Editing: Louise Côté

Music: Pierre Desrochers

 

Direction

Bernard Émond

In 1992, Bernard Émond enters the cinema industry through documentary with Ceux qui ont le pas léger meurent sans laisser de traces a film about solitary man in Hochelaga-Maisonneuve. An anthropologist by training and a sensitive humanist, Émond documents in his films the dissolution of benchmarks and the loss of ethical values in a changing world.

He directors four other documentary films, — L’épreuve du feu (1997) and Le temps et le lieu (2000), produced by Coop Vidéo de Montréal — before making La femme qui boit (2001), a work of fiction that will impose his signature as one of the most recognizable and consistent in Quebec cinema.

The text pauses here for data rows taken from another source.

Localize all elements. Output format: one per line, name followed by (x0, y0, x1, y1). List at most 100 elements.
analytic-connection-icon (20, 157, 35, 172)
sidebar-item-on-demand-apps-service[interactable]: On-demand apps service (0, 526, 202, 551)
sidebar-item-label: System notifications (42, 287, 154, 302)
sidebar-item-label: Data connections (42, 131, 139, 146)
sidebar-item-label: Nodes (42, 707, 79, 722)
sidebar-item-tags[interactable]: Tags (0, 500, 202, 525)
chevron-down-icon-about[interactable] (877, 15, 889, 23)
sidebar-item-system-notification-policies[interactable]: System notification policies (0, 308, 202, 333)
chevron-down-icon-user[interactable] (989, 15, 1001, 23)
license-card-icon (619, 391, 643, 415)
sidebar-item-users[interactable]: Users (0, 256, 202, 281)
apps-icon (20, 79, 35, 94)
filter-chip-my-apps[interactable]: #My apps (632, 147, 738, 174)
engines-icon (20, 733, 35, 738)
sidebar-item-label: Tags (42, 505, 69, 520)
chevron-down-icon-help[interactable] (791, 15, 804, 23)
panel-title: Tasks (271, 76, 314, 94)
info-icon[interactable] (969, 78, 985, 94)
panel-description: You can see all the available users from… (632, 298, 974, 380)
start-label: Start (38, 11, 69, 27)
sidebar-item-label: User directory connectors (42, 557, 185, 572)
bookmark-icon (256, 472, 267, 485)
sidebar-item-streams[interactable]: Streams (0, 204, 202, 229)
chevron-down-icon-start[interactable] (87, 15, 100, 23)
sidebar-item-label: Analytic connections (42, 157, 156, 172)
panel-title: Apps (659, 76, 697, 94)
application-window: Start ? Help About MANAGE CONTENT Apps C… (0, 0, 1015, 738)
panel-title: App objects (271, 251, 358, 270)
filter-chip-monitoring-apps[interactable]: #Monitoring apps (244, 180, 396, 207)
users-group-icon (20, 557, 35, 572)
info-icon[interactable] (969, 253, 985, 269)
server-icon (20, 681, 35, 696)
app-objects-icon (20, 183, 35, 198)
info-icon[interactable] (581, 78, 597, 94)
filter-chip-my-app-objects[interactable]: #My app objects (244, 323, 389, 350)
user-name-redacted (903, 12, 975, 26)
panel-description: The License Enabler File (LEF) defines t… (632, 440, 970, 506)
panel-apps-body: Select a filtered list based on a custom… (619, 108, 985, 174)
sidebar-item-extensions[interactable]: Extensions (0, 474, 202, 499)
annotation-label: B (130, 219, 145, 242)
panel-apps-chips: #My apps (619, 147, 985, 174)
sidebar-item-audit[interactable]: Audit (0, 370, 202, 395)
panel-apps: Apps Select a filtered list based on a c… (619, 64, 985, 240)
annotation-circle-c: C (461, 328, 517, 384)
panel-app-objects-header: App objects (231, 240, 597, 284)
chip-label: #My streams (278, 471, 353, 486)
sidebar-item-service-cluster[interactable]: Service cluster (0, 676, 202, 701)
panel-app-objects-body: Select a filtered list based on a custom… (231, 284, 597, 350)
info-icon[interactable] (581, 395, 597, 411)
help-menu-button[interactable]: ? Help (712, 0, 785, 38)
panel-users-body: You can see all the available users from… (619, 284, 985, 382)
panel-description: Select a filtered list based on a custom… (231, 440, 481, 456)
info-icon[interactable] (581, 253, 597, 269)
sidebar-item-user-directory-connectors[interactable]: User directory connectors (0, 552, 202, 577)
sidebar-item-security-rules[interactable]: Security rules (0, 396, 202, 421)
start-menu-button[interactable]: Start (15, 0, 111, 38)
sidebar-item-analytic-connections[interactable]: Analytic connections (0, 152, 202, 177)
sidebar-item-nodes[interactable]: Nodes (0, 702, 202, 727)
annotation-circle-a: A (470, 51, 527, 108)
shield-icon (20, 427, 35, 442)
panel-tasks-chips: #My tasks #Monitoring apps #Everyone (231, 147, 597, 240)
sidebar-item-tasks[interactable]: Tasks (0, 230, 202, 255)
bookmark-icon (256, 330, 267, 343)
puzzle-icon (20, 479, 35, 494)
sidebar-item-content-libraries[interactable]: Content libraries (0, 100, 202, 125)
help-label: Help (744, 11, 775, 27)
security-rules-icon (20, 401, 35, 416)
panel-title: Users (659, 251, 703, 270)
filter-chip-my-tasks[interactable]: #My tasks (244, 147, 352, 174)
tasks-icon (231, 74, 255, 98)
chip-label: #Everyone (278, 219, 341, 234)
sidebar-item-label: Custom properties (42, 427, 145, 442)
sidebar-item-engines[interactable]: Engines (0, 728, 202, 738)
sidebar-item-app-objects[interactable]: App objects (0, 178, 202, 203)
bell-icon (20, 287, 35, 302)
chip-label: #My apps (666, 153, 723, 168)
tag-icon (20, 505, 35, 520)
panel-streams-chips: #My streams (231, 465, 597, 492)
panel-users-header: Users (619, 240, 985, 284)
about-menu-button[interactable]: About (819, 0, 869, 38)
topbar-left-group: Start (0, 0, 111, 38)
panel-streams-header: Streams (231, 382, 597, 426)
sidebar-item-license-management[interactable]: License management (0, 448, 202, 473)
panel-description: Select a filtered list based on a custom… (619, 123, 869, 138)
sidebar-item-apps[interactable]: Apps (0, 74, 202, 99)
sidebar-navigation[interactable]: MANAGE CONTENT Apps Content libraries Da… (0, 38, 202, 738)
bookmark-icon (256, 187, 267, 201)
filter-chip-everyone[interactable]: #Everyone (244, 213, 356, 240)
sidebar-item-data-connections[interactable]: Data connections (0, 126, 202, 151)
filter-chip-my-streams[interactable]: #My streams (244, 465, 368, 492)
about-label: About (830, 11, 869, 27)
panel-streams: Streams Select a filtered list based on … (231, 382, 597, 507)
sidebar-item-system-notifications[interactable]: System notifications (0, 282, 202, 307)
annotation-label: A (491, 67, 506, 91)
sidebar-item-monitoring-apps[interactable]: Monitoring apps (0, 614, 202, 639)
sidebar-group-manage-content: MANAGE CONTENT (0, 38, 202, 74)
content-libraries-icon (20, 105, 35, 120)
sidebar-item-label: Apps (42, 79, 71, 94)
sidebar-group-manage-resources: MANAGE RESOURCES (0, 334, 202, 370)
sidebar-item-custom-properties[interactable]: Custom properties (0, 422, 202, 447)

La femme qui boit and 20h17, rue Darling (2003) were selected at the Semaine de la critique de Cannes, whereas  La neuvaine (2005), Contre toute espérance (2007) and La donation (2009), that make a tilogy about faith, hope and charity, had their world premiere at the official selection of Locarno Festival, where they won many prices. His more recent feature length films are Le journal d’un vieil homme (2015) and Pour vivre ici (2017). Throughout his work, Bernard Émond has hundreds of selections in festivals and more than sixty prices and nominations, including prix Genie and un prix Jutra for the script of Ce qu’il faut pour vivre (2008), directed by Benoît Pilon. Bernard Émond also wrote two books of essays published by Lux Éditeur Il y a trop d’images (2011) and Camarade, ferme ton poste (2017).